Seeing Placebo, in the flesh, is to be part of a hazy, quite surreal and yet completely exhilarating sound world. It appears to be working. Marking the 20th anniversary of the band’s eponymous album and the departure of longstanding drummer, Steve Forrest, Placebo’s return to Leeds was a superb synthesis of the old and pastures new. The reversed chronology of the setlist’s 21 songs sought to capture this.
Making an entrance with the heavy thud of B3 and pop-infused anthem Loud Like Love, Placebo stirred the crowds with some newer material, retracing their musical footsteps as the night went on. The intro to Rob the Bank was, in particular, a stylistic departure from the band’s more texturally dense tracks.
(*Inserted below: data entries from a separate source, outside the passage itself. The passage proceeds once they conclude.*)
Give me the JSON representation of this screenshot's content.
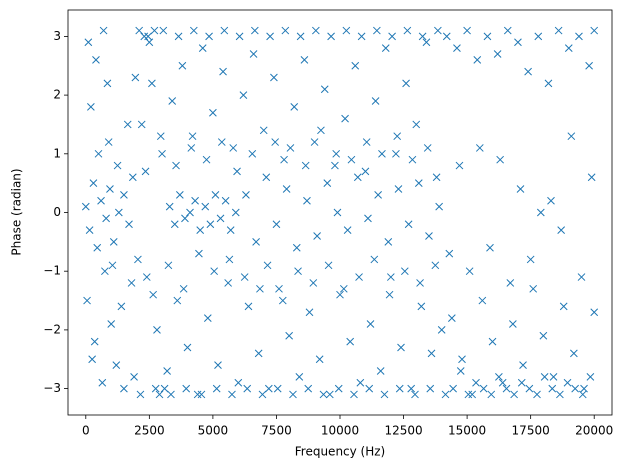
{
  "chart_data": {
    "type": "scatter",
    "xlabel": "Frequency (Hz)",
    "ylabel": "Phase (radian)",
    "color": "#1f77b4",
    "marker": "x",
    "xlim": [
      -700,
      20700
    ],
    "ylim": [
      -3.45,
      3.45
    ],
    "xticks": [
      0,
      2500,
      5000,
      7500,
      10000,
      12500,
      15000,
      17500,
      20000
    ],
    "yticks": [
      {
        "value": -3,
        "label": "−3"
      },
      {
        "value": -2,
        "label": "−2"
      },
      {
        "value": -1,
        "label": "−1"
      },
      0,
      1,
      2,
      3
    ],
    "x": [
      0,
      150,
      300,
      450,
      600,
      800,
      950,
      1100,
      1300,
      1500,
      1700,
      1850,
      200,
      400,
      700,
      900,
      50,
      350,
      650,
      1000,
      1200,
      1500,
      1800,
      1950,
      2100,
      2300,
      2500,
      2700,
      2900,
      3100,
      3300,
      3500,
      3700,
      3900,
      4100,
      4300,
      4500,
      4700,
      4900,
      5100,
      5300,
      5500,
      5700,
      5900,
      2200,
      2600,
      3000,
      3400,
      3800,
      4200,
      4600,
      5000,
      5400,
      5800,
      6200,
      6600,
      7000,
      7400,
      7800,
      8200,
      8600,
      9000,
      9400,
      9800,
      10200,
      10600,
      11000,
      11400,
      11800,
      12200,
      12600,
      13000,
      13400,
      13800,
      14200,
      14600,
      15000,
      15400,
      15800,
      16200,
      16600,
      17000,
      17400,
      17800,
      18200,
      18600,
      19000,
      19400,
      19800,
      20000,
      2400,
      2800,
      3200,
      3600,
      4000,
      4400,
      4800,
      5200,
      5600,
      6000,
      6400,
      6800,
      7200,
      7600,
      8000,
      8400,
      8800,
      9200,
      9600,
      10000,
      10400,
      10800,
      11200,
      11600,
      12000,
      12400,
      12800,
      13200,
      13600,
      14000,
      14400,
      14800,
      15200,
      15600,
      16000,
      16400,
      16800,
      17200,
      17600,
      18000,
      18400,
      18800,
      19200,
      19600,
      20000,
      6300,
      6700,
      7100,
      7500,
      7900,
      8300,
      8700,
      9100,
      9500,
      9900,
      10300,
      10700,
      11100,
      11500,
      11900,
      12300,
      12700,
      13100,
      13500,
      13900,
      14300,
      14700,
      15100,
      15500,
      15900,
      16300,
      16700,
      17100,
      17500,
      17900,
      18300,
      18700,
      19100,
      19500,
      19900,
      2050,
      2350,
      2650,
      2950,
      3250,
      3550,
      3850,
      4150,
      4450,
      4750,
      5050,
      5350,
      5650,
      5950,
      6250,
      6550,
      6850,
      7150,
      7450,
      7750,
      8050,
      8350,
      8650,
      8950,
      9250,
      9550,
      9850,
      10150,
      10450,
      10750,
      11050,
      11350,
      11650,
      11950,
      12250,
      12550,
      12850,
      13150,
      13450,
      13750,
      2150,
      2450,
      2750,
      3050,
      3350,
      3650,
      3950,
      4250,
      4550,
      4850,
      5150,
      5450,
      5750,
      6050,
      6350,
      6650,
      6950,
      7250,
      7550,
      7850,
      8150,
      8450,
      8750,
      9050,
      9350,
      9650,
      9950,
      10250,
      10550,
      10850,
      11150,
      11450,
      11750,
      12050,
      12350,
      12650,
      12950,
      13250,
      13550,
      13850,
      14150,
      14450,
      14750,
      15050,
      15350,
      15650,
      15950,
      16250,
      16550,
      16850,
      17150,
      17450,
      17750,
      18050,
      18350,
      18650,
      18950,
      19250,
      19550,
      19850,
      100,
      250,
      500,
      750,
      850,
      1050,
      1250,
      1400,
      1650,
      1900
    ],
    "values": [
      0.1,
      -0.3,
      0.5,
      -0.6,
      0.2,
      -0.1,
      0.4,
      -0.5,
      0.0,
      0.3,
      -0.2,
      0.6,
      1.8,
      2.6,
      3.1,
      1.2,
      -1.5,
      -2.2,
      -2.9,
      -1.9,
      -2.6,
      -3.0,
      -1.2,
      2.3,
      3.1,
      3.0,
      2.9,
      3.1,
      -3.1,
      -3.0,
      0.1,
      -0.2,
      0.3,
      -0.1,
      0.0,
      0.2,
      -0.3,
      0.1,
      -0.2,
      0.3,
      -0.1,
      0.2,
      -0.3,
      0.0,
      1.5,
      2.2,
      1.0,
      1.9,
      2.5,
      1.3,
      2.8,
      1.7,
      2.4,
      1.1,
      2.0,
      2.7,
      1.4,
      2.3,
      0.9,
      1.8,
      2.6,
      1.2,
      2.1,
      0.8,
      1.6,
      2.5,
      0.7,
      1.9,
      2.8,
      1.0,
      2.2,
      1.5,
      2.9,
      0.6,
      3.0,
      2.8,
      3.1,
      2.6,
      3.0,
      2.7,
      3.1,
      2.9,
      2.4,
      3.0,
      2.2,
      3.1,
      2.8,
      3.0,
      2.5,
      3.1,
      -1.1,
      -2.0,
      -2.7,
      -1.5,
      -2.3,
      -3.1,
      -1.8,
      -2.6,
      -1.2,
      -2.9,
      -1.6,
      -2.4,
      -3.0,
      -1.3,
      -2.1,
      -2.8,
      -1.7,
      -2.5,
      -3.1,
      -1.4,
      -2.2,
      -2.9,
      -1.9,
      -2.7,
      -1.1,
      -2.3,
      -3.0,
      -1.6,
      -2.4,
      -2.0,
      -1.8,
      -2.5,
      -3.1,
      -1.5,
      -2.2,
      -2.9,
      -1.9,
      -2.6,
      -1.3,
      -2.1,
      -2.8,
      -1.6,
      -2.4,
      -3.0,
      -1.7,
      0.3,
      -0.5,
      0.6,
      -0.2,
      0.4,
      -0.6,
      0.2,
      -0.4,
      0.5,
      0.0,
      -0.3,
      0.6,
      -0.1,
      0.3,
      -0.5,
      0.4,
      -0.2,
      0.5,
      -0.4,
      0.1,
      -0.7,
      0.8,
      -1.0,
      1.1,
      -0.6,
      0.9,
      -1.2,
      0.4,
      -0.8,
      0.0,
      0.2,
      -0.3,
      1.3,
      -1.1,
      0.6,
      -0.8,
      0.7,
      -1.4,
      1.3,
      -0.9,
      0.8,
      -1.3,
      1.1,
      -0.7,
      0.9,
      -1.0,
      1.2,
      -0.8,
      0.7,
      -1.1,
      1.0,
      -1.3,
      -0.9,
      1.2,
      -1.5,
      1.1,
      -1.0,
      0.8,
      -1.2,
      1.4,
      -0.9,
      1.0,
      -1.3,
      0.9,
      -1.1,
      1.2,
      -0.8,
      1.0,
      -1.4,
      1.3,
      -1.0,
      0.9,
      -1.2,
      1.1,
      -0.9,
      -3.1,
      3.0,
      -3.0,
      3.1,
      -3.1,
      3.0,
      -3.0,
      3.1,
      -3.1,
      3.0,
      -3.0,
      3.1,
      -3.1,
      3.0,
      -3.0,
      3.1,
      -3.1,
      3.0,
      -3.0,
      3.1,
      -3.1,
      3.0,
      -3.0,
      3.1,
      -3.1,
      3.0,
      -3.0,
      3.1,
      -3.1,
      3.0,
      -3.0,
      3.1,
      -3.1,
      3.0,
      -3.0,
      3.1,
      -3.1,
      3.0,
      -3.0,
      3.1,
      -3.1,
      -3.0,
      -2.7,
      -3.1,
      -2.9,
      -3.0,
      -3.1,
      -2.8,
      -3.0,
      -3.1,
      -2.9,
      -3.0,
      -3.1,
      -2.8,
      -3.0,
      -3.1,
      -2.9,
      -3.0,
      -3.1,
      -2.8,
      2.9,
      -2.5,
      1.0,
      -1.0,
      2.2,
      -0.9,
      0.8,
      -1.6,
      1.5,
      -2.8
    ]
  }
}
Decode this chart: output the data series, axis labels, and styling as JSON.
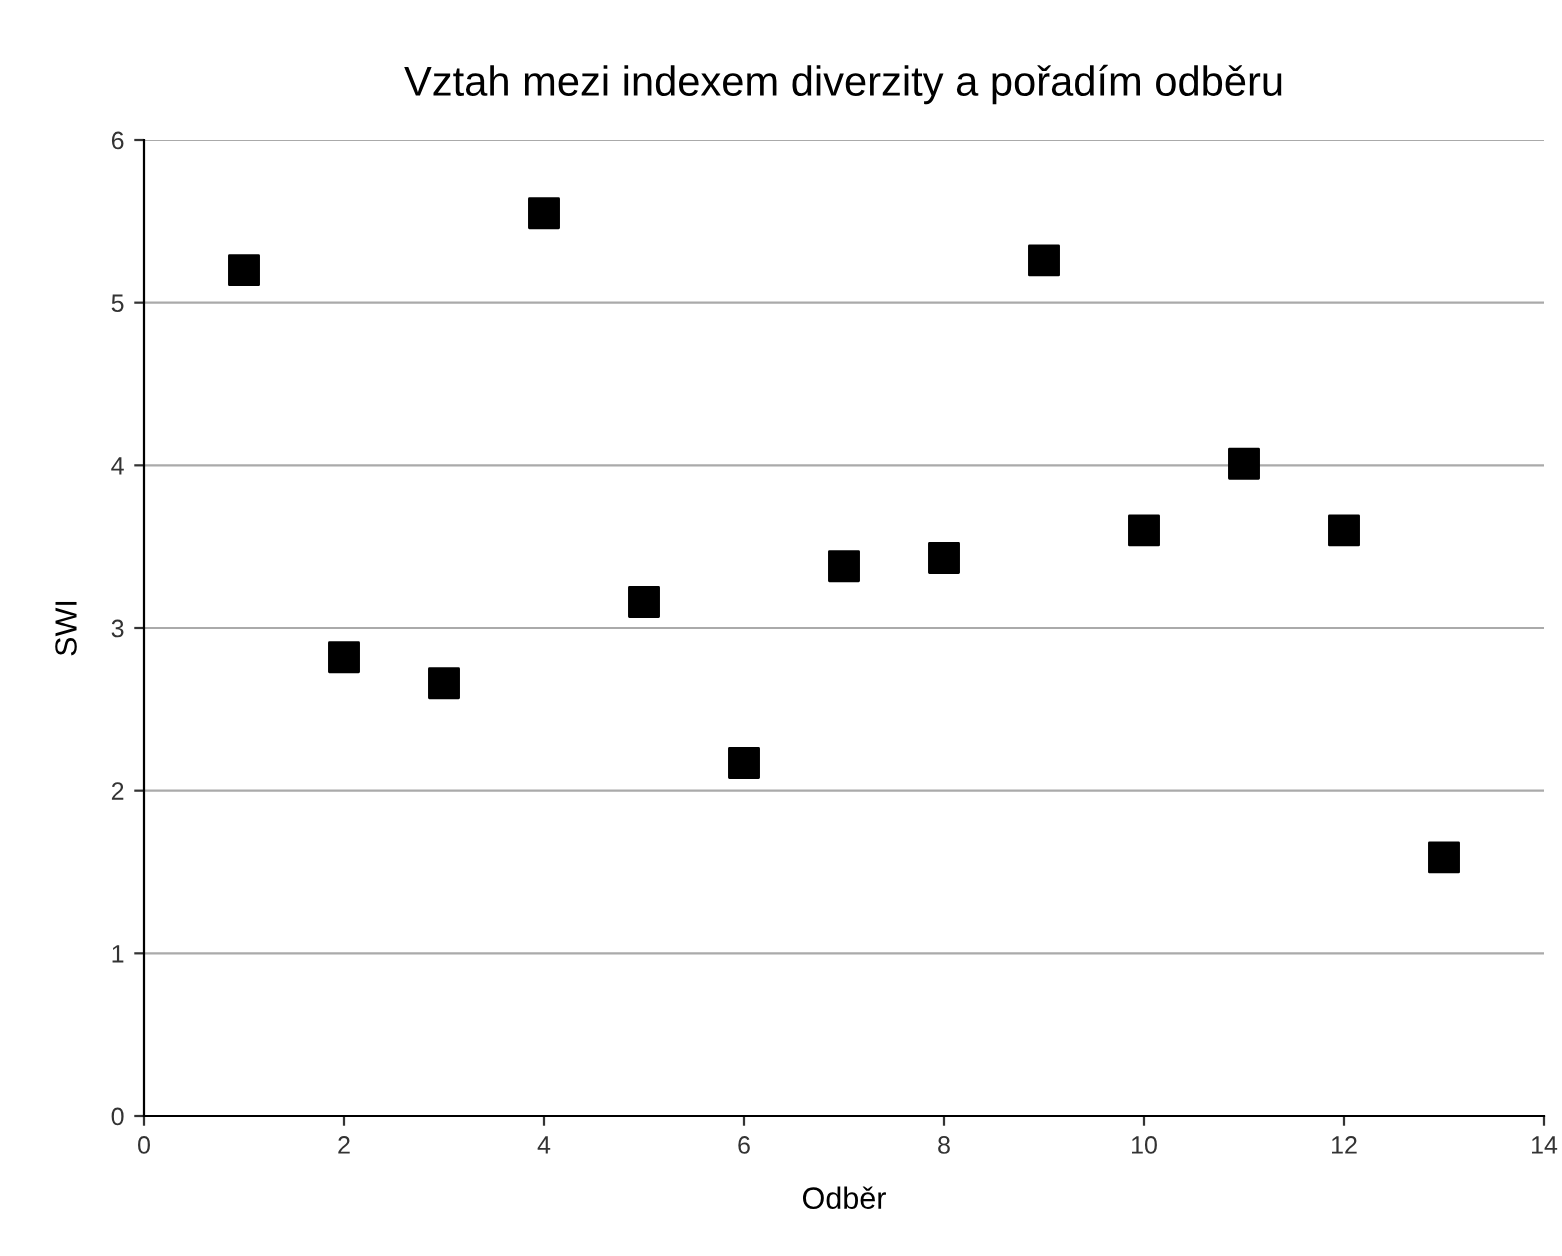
{
  "chart_data": {
    "type": "scatter",
    "title": "Vztah mezi indexem diverzity a pořadím odběru",
    "xlabel": "Odběr",
    "ylabel": "SWI",
    "x": [
      1,
      2,
      3,
      4,
      5,
      6,
      7,
      8,
      9,
      10,
      11,
      12,
      13
    ],
    "series": [
      {
        "color": "#000000",
        "values": [
          5.2,
          2.82,
          2.66,
          5.55,
          3.16,
          2.17,
          3.38,
          3.43,
          5.26,
          3.6,
          4.01,
          3.6,
          1.59
        ]
      }
    ],
    "xlim": [
      0,
      14
    ],
    "xticks": [
      0,
      2,
      4,
      6,
      8,
      10,
      12,
      14
    ],
    "ylim": [
      0,
      6
    ],
    "yticks": [
      0,
      1,
      2,
      3,
      4,
      5,
      6
    ],
    "grid": "y",
    "marker": "square"
  }
}
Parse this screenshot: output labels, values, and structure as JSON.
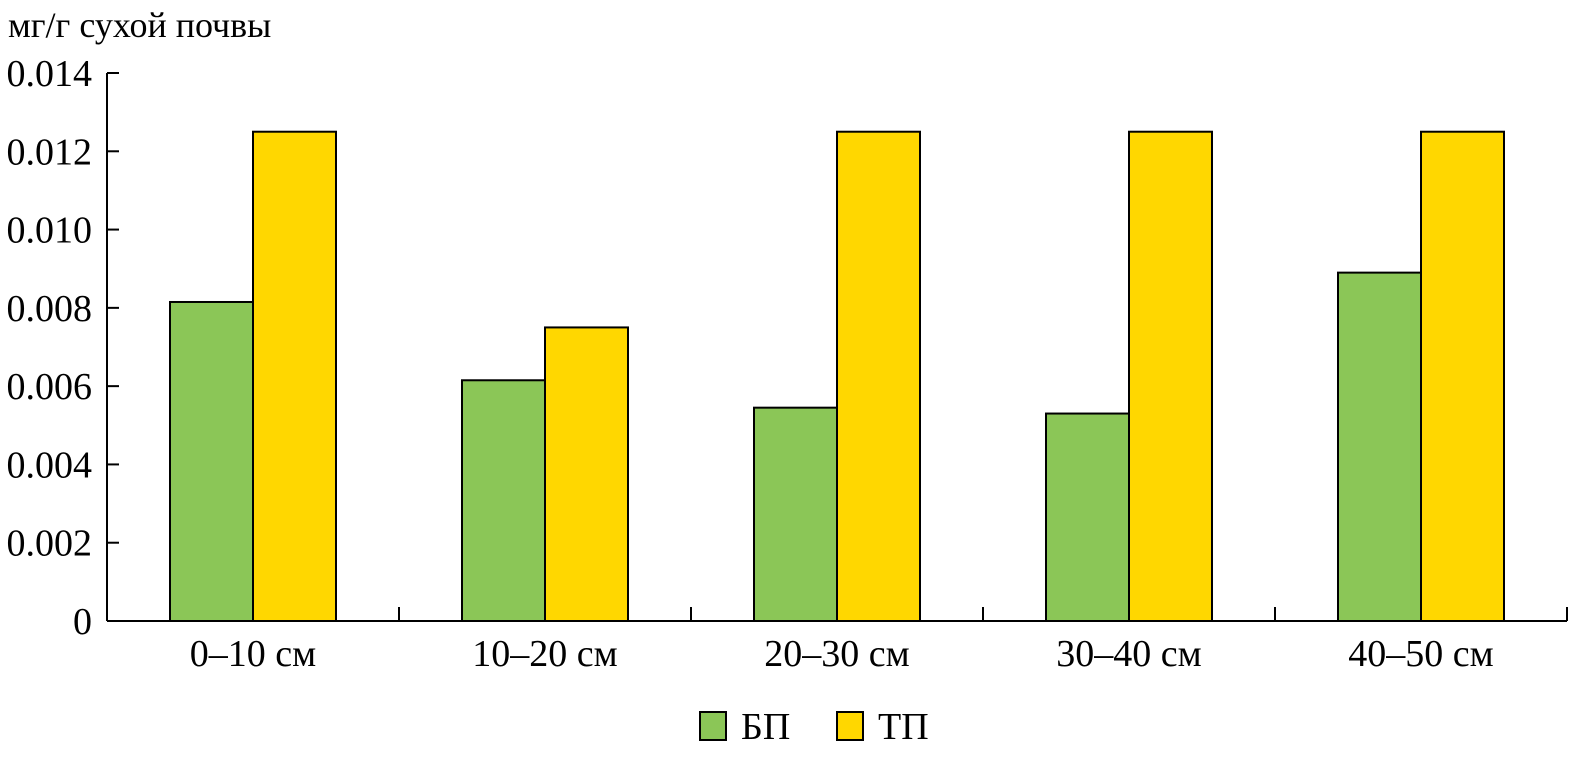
{
  "chart_data": {
    "type": "bar",
    "ylabel": "мг/г сухой почвы",
    "xlabel": "",
    "ylim": [
      0,
      0.014
    ],
    "yticks": [
      "0",
      "0.002",
      "0.004",
      "0.006",
      "0.008",
      "0.010",
      "0.012",
      "0.014"
    ],
    "categories": [
      "0–10 см",
      "10–20 см",
      "20–30 см",
      "30–40 см",
      "40–50 см"
    ],
    "series": [
      {
        "name": "БП",
        "color": "#8bc657",
        "values": [
          0.00815,
          0.00615,
          0.00545,
          0.0053,
          0.0089
        ]
      },
      {
        "name": "ТП",
        "color": "#ffd700",
        "values": [
          0.0125,
          0.0075,
          0.0125,
          0.0125,
          0.0125
        ]
      }
    ],
    "legend": "bottom-center",
    "grid": false
  }
}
Concertgoers were then treated to the seldom played track, Special Needs, followed by a sedated version of Meds, making ‘the sex and the drugs and the complications’ feel near eternal. Picking up the pace, dulcet piano riffs in The Bitter End were energised with some fast-pulsating bass playing from Stefan Olsdal; a truly electrifying number.
Placebo’s aesthetic is a fantastic combination of many things. Take the raucous, almost angry guitar playing of Nick Gavrilovic and the sex-propelled lyrics of Purify and the result is fairly bog standard rock come glam-rock. Throw Brian Molko’s wistful vocals and some pretty instrumental riffs into the mix, however, and you get a kind of frenzied, yet weirdly peaceful and stunning outcome. Placebo’s attention to detail is the thing that elevates it.
Only happy to make a return, Placebo resumed their setlist with the inevitably nostalgic Running Up That Hill. At the risk of an all too familiar delivery, the Kate Bush cover was in fact made cool, slick and current with less reverb in the backing vocals and nuanced rhythmic changes from the original.
This gig wasn’t just a band showing up to give a crowd a good time (albeit, they did). Rather, Placebo gave its many disciples a confident musical deliverance as testimony to their enduring success. A persuasive and exciting watch, if anything.